Nul ne contestera que des poètes, des musiciens, des philosophes, des découvreurs ou des inventeurs comme Baudelaire, Beethoven, Aristote, Einstein et Léonard de Vinci, sont des êtres hors du commun, exceptionnels par la finesse de leur regard sur le monde, par leur virtuosité dans la maîtrise de leur art ou par la grandeur de leur esprit et de leur savoir. Mais comment s’expliquer un tel génie ? Est-ce l’effet d’un don divin ou d’un talent inné ? L’opinion la plus couramment partagée consiste en effet à penser que les hommes de génies n’appartiennent pas au même monde que le commun des mortels, qu’ils sont doués de facultés merveilleuses grâce auxquelles ils produisent des œuvres sublimes. Ils paraissent créer spontanément, à partir d’une puissance surnaturelle, ce qui nous poussent à les élever au rang d’êtres supérieurs et à leur vouer un culte.
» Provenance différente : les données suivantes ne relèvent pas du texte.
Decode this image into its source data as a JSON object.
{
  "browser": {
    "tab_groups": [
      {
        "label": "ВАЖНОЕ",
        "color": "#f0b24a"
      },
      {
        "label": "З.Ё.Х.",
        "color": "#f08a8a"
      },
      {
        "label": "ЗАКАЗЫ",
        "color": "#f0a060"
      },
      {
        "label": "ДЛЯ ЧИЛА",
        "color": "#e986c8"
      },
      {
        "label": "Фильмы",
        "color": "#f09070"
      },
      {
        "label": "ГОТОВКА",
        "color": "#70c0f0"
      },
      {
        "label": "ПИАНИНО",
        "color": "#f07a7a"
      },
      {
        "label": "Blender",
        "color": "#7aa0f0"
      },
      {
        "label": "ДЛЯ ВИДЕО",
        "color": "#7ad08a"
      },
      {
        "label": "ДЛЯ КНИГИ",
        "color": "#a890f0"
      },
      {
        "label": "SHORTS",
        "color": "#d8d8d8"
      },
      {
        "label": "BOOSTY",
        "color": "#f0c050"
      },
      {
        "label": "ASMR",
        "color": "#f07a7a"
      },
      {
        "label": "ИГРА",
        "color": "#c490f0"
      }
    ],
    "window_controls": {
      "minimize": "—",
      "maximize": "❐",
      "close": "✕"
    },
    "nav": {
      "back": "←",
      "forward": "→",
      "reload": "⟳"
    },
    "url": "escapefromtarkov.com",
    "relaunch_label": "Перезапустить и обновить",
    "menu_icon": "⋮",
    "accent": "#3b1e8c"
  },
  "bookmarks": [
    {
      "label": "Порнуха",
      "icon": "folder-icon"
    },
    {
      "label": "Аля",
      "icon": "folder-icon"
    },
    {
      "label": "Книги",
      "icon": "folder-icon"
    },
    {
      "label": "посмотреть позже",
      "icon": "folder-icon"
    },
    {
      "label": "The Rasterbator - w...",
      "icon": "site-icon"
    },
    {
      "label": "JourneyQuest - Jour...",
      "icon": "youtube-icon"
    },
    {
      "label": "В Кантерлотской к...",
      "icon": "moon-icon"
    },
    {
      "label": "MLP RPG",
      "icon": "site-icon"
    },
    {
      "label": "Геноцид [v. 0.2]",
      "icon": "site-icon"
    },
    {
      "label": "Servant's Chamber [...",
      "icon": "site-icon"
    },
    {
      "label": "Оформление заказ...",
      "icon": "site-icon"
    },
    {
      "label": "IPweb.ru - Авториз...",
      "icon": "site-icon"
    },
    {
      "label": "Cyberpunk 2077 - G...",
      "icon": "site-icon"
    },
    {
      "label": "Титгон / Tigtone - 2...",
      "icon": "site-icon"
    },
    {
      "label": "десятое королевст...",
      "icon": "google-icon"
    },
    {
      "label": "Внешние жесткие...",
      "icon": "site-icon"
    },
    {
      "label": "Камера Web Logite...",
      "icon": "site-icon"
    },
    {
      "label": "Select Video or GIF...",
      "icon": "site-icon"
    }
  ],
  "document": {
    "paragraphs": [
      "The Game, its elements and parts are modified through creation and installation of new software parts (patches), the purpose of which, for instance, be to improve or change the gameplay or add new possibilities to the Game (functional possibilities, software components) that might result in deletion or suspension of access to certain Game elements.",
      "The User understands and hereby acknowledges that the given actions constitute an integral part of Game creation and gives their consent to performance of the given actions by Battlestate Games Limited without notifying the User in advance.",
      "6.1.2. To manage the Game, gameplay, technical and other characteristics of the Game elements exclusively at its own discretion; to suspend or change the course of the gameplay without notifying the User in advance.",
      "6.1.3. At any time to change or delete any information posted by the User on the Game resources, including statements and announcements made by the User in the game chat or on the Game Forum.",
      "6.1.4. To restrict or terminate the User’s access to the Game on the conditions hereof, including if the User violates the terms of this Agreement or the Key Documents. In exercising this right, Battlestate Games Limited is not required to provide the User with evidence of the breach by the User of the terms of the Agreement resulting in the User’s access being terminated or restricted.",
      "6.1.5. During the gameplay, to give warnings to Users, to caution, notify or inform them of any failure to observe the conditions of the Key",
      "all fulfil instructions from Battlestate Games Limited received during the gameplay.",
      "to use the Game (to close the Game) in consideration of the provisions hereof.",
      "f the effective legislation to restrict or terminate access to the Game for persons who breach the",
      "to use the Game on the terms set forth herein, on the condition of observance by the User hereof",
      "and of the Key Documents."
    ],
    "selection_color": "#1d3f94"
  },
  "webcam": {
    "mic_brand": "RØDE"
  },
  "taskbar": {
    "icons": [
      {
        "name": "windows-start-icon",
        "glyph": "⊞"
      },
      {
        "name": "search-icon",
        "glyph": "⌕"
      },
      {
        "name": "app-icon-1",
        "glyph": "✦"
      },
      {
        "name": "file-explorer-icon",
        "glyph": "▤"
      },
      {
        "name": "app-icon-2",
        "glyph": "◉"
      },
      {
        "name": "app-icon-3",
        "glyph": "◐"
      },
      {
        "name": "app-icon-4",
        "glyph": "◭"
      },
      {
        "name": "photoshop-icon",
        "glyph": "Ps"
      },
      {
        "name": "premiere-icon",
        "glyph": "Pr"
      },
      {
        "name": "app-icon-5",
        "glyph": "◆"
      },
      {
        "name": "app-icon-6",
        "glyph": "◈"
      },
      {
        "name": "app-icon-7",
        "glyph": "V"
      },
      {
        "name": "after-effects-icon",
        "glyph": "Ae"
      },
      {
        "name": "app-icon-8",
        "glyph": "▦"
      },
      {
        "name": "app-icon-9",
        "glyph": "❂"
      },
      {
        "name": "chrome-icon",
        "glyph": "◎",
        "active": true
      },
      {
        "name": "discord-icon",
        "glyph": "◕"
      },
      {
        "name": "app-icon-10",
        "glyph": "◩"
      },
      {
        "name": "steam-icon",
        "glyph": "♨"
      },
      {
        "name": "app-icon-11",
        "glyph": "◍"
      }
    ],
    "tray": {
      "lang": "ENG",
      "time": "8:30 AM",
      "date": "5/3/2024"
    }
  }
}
Mais à croire que l’idée d’une œuvre d’art, la pensée fondamentale d’une philosophie ou d’une science tombent ainsi du ciel tel un rayon de la grâce, n’oublions-nous pas que les génies travaillent inlassablement et soumettent leur inspiration à des règles techniques qu’il faut bel et bien apprendre, progressivement ? Les génies de l’art et de la connaissance sont en effet de grands travailleurs. Leur imagination ne cesse pas de créer des thèmes souvent bons, mais également médiocres, voire mauvais. Toutefois, c’est leur jugement, sévère et extrêmement aiguisé, qui, appréciant ce qui a été crée, trie, répudie le mauvais et décide, faisant les vrais choix. Si nous pouvions les suivre dans la difficile gestation de leurs œuvres, on pourrait voir les hésitations, les erreurs et les reprises patientes, bref tout le travail d’élaboration dont elles sont l’aboutissement, et nous rendre compte qu’elles ne naissent jamais entières d’un seul jet mais sont le fruit de brouillons multiples, d’essais sans cesse répétés. Le génie est-il alors bien le fruit d’une disposition innée ou d’une grâce mystérieuse descendue d’en haut ? N’est-il pas plutôt le résultat d’un travail assidu, d’un effort journalier, d’une constante tension de la volonté ? N’est-ce pas l’obstination que les hommes de génie ont mis dans la maîtrise de leur activité et l’opiniâtreté de leur travail qui seules font qu’ils sont des êtres à part, et leurs œuvres, des chefs-d’œuvre ?

Le don n’est en vérité qu’un mythe bien commode. Comme les hommes aiment ce qui se présente comme tout fait et achevé et que le travail et la création sans cesse réitérée ne sont pas toujours agréables à saisir, l’artiste comme le penseur ont en effet un intérêt à ce que le public croie à leur inspiration car cela dissimule les efforts, la somme de travail et parfois les échecs qui précédèrent l’œuvre finale, ce qui leur permet de s’afficher à la lumière d’une supériorité qui les distingue du reste des hommes. Par ailleurs, c’est sans doute par amour-propre, parce que nous avons bonne opinion de nous-mêmes et que nous ne voulons rien avoir à nous reprocher, que nous nous représentons le génie sous les traits d’un être supérieur. En effet, en imaginant le génie très différent de nous, il ne nous blesse pas et cela nous dispense de faire l’effort de rivaliser avec lui. Or, si nous ne tenons pas compte de ces insinuations de la vanité et de la solution de facilité qu’est la mauvaise foi, nous comprenons qu’en vérité il nous appartient à tous et il ne tient qu’à nous de ressembler à ces génies et d’atteindre à l’excellence ; que dans la création il n’y a ni miracle ni êtres supérieurs mais seulement de l’endurance et de la persévérance.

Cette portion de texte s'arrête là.